The fact that a crane is counterfeit could have a serious impact on the value of the crane and hence the amount an insurer would pay.
March 10, 2016
Increased activity in the construction market also heightens the risk of counterfeiting as criminals exploit demand for plant. As well as performance and safety issues, acquiring counterfeit equipment can have serious financial implications.
An example of this is the recent warning issued by manufacturers Terex relating to counterfeit cranes. It had identified instances of counterfeit Terex/Demag crawler cranes originating from South Korea.

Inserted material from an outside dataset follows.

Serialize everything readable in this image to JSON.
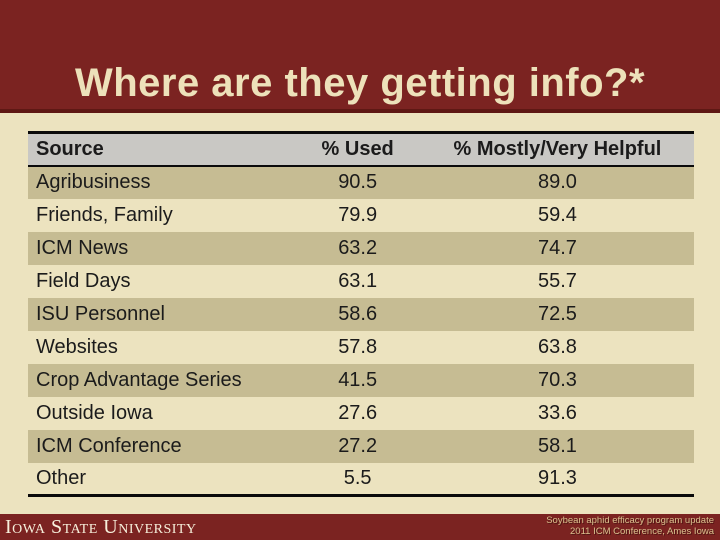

The counterfeit cranes, which had been assembled, branded and sold as Terex cranes, either painted white under the Terex brand or red with the Demag badge, were made from a mix of different parts, often not designed to work together. Additionally the counterfeits had poor weld quality, inferior steel structures, improperly fitted tracks and were missing many of the standard safety components. As well as posing a potential safety risk, the implications for the owner can be very serious.
“We are aware of three different ‘designs’ of the CC 2500-1 crane on the market, and there are at least nine or 10 fake cranes that have been sold, all originating from China,” said Klaus Meissner, director of product integrity for Terex Cranes. “This is a serious situation, and, not only because this infringes on our intellectual property but, more importantly, it poses a serious safety risk for our clients. The use of these inferior, counterfeit cranes can result in deadly consequences.”
This means that if it’s found to be counterfeit, either during a routine inspection, servicing or following an accident, the valuation may well plunge, the crane may not be able to be used and with finance still outstanding and needing to be paid, it could potentially put the owner out of business.
Although, in the event of an insurance claim, liability may not be an issue if the owner can show they bought it in good faith, the fact that a crane is counterfeit could have a serious impact on the value of the crane and hence the amount an insurer would pay. In addition, they would still be left with a crane that would either need to be scrapped or would require considerable investment to bring it up to standard.
To help firms reduce the risk of purchasing a counterfeit crane, Green recommends the following steps:
- Arrange a thorough inspection of the crane by a qualified engineer before purchasing.
- Ask the seller for the last inspection report.
- Check the provenance with the manufacturer.
- Remember – if it looks too good to be true, it probably is.